Le 31 janvier dernier, sur l’antenne d’Europe 1, celui-ci affirmé « très clairement et très fermement [qu’]il n’y aura non seulement aucune consigne, mais pas la moindre suggestion du pouvoir politique », soulignant même « c’est peut-être la première fois ».
L’ancien directeur de cabinet de Lionel Jospin à Matignon de 1997 à 2002, souvent présenté comme un serviteur de l’Etat, mise sur l’exemplarité du processus. Il a ainsi imposé le huis clos à la séance plénière du 29 janvier dernier pour l’ouverture des enveloppes portant la mention « Procédure de nomination à la présidence de Radio France – Personnel et confidentiel ». De cette réunion où Olivier Schrameck avait proscrit toute présence autre que celle des huit conseillers et du secrétaire général est d’ailleurs sorti uniquement le nombre de dossiers adressés au CSA. Cette précaution a le mérite de ne pas mettre les candidats déjà en fonction dans l’embarras vis-à-vis de leur actuel employeur. Et « il évite aux conseillers d’affronter le traditionnel lobbying en faveur de l’un ou de l’autre », décrypte un politique rompu à l’univers médiatique.
Auditions privées
En revanche, l’absence de publicité qui sera donnée aux auditions des candidats jugés éligibles risque de favoriser les interprétations. D’autant qu’à l’automne dernier, la conseillère Mémona Hintermann-Afféjee jugeait « la transparence nécessaire, c’est une question démocratique ». Mais il existe « une différence entre ‘il faut le faire’ et ‘on peut le faire' », explique-t-on au siège du conseil, où il a été décidé en décembre que les auditions « ne seront pas ouvertes au public », pour se mettre « en conformité avec la décision du Conseil constitutionnel du 27 juillet 2000 ». La juridiction suprême avait estimé que leur publication pouvait porter atteinte à la nécessaire sauvegarde de la vie privée des candidats et posait un problème de liberté de parole.
« Il ne s’agit pas de se retrouver avec une annulation de toute la procédure parce qu’un candidat n’a pas été nommé », plaide un collaborateur de l’instance.

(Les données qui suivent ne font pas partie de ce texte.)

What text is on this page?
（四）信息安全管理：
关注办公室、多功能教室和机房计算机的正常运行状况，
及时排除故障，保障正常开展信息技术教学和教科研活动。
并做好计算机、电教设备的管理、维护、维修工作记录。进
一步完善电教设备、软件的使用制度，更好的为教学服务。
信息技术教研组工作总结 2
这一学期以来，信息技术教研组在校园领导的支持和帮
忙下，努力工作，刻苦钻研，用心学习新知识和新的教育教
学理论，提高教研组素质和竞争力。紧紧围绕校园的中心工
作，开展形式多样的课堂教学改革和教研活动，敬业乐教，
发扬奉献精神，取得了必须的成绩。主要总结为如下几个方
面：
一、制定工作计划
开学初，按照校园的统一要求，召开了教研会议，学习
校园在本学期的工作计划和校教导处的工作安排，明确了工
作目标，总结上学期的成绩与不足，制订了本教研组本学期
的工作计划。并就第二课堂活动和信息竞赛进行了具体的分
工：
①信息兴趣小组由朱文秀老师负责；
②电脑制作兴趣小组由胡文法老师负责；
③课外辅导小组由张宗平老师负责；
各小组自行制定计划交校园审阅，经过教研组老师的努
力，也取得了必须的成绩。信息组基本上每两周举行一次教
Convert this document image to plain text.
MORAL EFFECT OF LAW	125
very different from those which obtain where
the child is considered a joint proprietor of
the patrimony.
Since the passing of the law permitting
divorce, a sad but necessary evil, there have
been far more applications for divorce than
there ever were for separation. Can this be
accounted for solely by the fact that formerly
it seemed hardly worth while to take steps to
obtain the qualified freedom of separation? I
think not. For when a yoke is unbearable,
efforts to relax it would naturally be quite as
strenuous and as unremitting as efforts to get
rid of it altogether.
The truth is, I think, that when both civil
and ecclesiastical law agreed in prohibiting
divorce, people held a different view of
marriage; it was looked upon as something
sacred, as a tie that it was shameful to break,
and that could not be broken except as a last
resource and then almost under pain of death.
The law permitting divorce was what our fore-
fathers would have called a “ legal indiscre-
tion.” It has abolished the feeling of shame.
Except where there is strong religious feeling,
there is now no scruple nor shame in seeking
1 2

Parmi les 12 candidatures, seules celle -logique- du PDG sortant, Jean-Luc Hees, et celle -plus humoristique- de l’ancien chroniqueur de France Inter Stéphane Guillon débarqué avec pertes et fracas en juin 2010, ont été officialisées par les intéressés eux-mêmes. Le journal Les Echos a confirmé la candidature fortement pressentie du directeur général de France télévisions, Martin Ajdari, ancien n°2 de Radio France ; et il a révélé celle de la directrice générale d’Arte, Anne Durupty. Ces deux postulants, donnés favoris, avaient pris la peine de prévenir par un mail interne les entreprises où ils évoluent. Quant à Anne Brucy, l’ancienne directrice du réseau France Bleu et dont le nom circule depuis plusieurs semaines, elle n’a pas démenti s’être lancé dans la course. A la différence de nombreuses personnalités citées régulièrement depuis deux mois dans les conversations du Paris médiatique, notamment le président du directoire du Monde Louis Dreyfus ; le directeur général de France télévisions Bruno Patino ; la présidente de France médias monde Marie-Christine Saragosse ; ou encore le directeur du Nouvel Observateur Laurent Joffrin ; Mathieu Gallet et Emmanuel Hoog, qui président respectivement l’Ina et l’AFP… Subsiste donc une grande inconnue sur l’identité des sept derniers postulants, qui pourraient bien être quelques originaux ou les éternels postulants au moindre poste vacant… Mais également un challenger sérieux souhaitant préserver l’anonymat et doté d’un profil adéquats.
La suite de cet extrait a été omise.